With some RVs tipping the scales at more than 20,000 pounds, the jacks that level them are putting a lot of pressure on the ground. When the ground is soft, those metal jack feet can sink in and shift during a stay in the park or campground. In fact, the company’s website shows a photo of the foot of a motorhome whose jack foot had completely sunk through the surface of an asphalt road over four days’ time.
The pads spread out the weight over a larger area, reducing the damage to the ground and, by the way, to the jack foot, which can bend and curl under repeated pressure on soft surfaces.
The rubber SnapPad, while stiff, has a certain amount of give, which absorbs vibrations as people move around in the RV and which keeps the foot from slipping on the ground.
During the development of the SnapPad, the Wilsons had a third-party lab subject the product to a “shake test.” When the lab got to a G-force of 50, and the pad stayed on the foot, it stopped shaking.
But that doesn’t mean the pad will never come off, according to Devon Wilson.
“We designed them so they don’t stay on at all costs. If you end up dragging a jack, they will come off,” he says, which is better than damaging the jack cylinder, which would be much more expensive to repair than just replacing a rubber pad.

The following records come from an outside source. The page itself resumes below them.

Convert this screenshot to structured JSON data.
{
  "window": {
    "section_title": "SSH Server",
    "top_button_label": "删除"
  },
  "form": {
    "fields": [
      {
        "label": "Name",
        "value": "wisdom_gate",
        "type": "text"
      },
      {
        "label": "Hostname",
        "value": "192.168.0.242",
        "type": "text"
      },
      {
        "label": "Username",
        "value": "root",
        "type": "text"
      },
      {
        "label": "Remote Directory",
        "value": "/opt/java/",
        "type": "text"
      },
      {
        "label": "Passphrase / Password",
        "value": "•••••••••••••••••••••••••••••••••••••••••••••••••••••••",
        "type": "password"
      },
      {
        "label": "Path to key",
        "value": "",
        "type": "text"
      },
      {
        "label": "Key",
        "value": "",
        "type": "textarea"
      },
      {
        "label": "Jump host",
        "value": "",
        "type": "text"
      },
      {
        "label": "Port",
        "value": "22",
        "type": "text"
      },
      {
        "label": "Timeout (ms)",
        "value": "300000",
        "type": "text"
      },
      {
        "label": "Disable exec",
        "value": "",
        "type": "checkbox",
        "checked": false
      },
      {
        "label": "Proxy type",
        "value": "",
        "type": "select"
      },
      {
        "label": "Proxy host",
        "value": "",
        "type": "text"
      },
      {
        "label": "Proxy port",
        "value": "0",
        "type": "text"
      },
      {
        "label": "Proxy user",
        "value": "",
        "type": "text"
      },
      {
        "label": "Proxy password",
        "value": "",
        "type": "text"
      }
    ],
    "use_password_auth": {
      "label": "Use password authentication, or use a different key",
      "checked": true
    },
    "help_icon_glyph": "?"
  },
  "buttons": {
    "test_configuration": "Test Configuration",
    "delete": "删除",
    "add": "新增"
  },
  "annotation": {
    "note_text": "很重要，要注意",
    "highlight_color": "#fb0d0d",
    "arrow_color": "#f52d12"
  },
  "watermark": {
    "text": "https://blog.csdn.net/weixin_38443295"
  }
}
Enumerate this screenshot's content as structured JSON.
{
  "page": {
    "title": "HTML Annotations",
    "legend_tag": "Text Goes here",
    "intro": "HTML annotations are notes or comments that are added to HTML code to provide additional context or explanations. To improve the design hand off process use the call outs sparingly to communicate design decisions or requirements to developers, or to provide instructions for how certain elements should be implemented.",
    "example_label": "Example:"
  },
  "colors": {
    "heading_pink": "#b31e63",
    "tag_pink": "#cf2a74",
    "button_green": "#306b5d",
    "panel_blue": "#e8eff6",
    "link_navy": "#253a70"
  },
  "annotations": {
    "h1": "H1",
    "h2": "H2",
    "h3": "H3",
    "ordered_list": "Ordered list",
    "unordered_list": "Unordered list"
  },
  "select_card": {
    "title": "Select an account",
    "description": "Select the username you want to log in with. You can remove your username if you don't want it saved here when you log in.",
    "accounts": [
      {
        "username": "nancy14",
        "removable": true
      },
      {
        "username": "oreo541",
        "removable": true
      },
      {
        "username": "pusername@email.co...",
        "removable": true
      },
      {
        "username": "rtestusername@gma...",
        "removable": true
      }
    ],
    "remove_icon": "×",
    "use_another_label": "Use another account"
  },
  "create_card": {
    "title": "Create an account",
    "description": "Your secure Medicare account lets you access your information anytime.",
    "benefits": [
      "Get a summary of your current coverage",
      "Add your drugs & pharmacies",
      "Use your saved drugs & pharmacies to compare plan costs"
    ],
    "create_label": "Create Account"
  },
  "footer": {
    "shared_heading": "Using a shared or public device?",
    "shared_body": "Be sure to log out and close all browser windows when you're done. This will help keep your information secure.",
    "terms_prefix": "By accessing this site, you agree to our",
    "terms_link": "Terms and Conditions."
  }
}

SnapPads come with a two-year warranty: The company will replace a pad for free if it fails.
Devon Wilson says the company often will replace a pad even if a failure wasn’t the result of faulty manufacturing. One example is if an RV is driven or towed over uneven terrain, the rig bottoms out, and the pad is scraped off. The other operator-error instance in which the company might replace a pad is when the owner is installing a pad, it’s not lined up correctly, and the jack foot crushes the lip of the pad.
“We want customers to have a positive experience with SnapPad,” Devon Wilson says.
A Family-Run Business
Origen RV Accessories really is a family operation. In addition to Kent and Devon Wilson and dad, Gordon Wilson, who is president; mom, Barbara Wilson, the company’s first customer service agent and now customer care specialist lead; younger brother Barrett Wilson, chief technical officer; and Kent’s wife, Stacey Wilson, customer experience specialist. The eight-person company’s two other employees are Rob Crist, chief sales officer, and Lori Selanders, customer experience specialist.
“We were growing so quickly so early that we had to start grabbing people within arm’s length to help us,” Devon Wilson says. “The good news is they’re very good at what they do so they’re still with us. … There’s no nepotism – everybody’s earned their keep and are pulling their weight.”
The company’s staffing will likely increase this year, according to Kent Wilson. To deal with the booming growth, “all options are on the table,” he says, including the possibility of having the company directly get into the manufacturing business.
Whatever direction the growing company takes, it will continue to try to meet the needs of a wide variety of customers, Devon Wilson says.
“Our big, hairy, audacious goal,” he says, “is to have something for everybody.”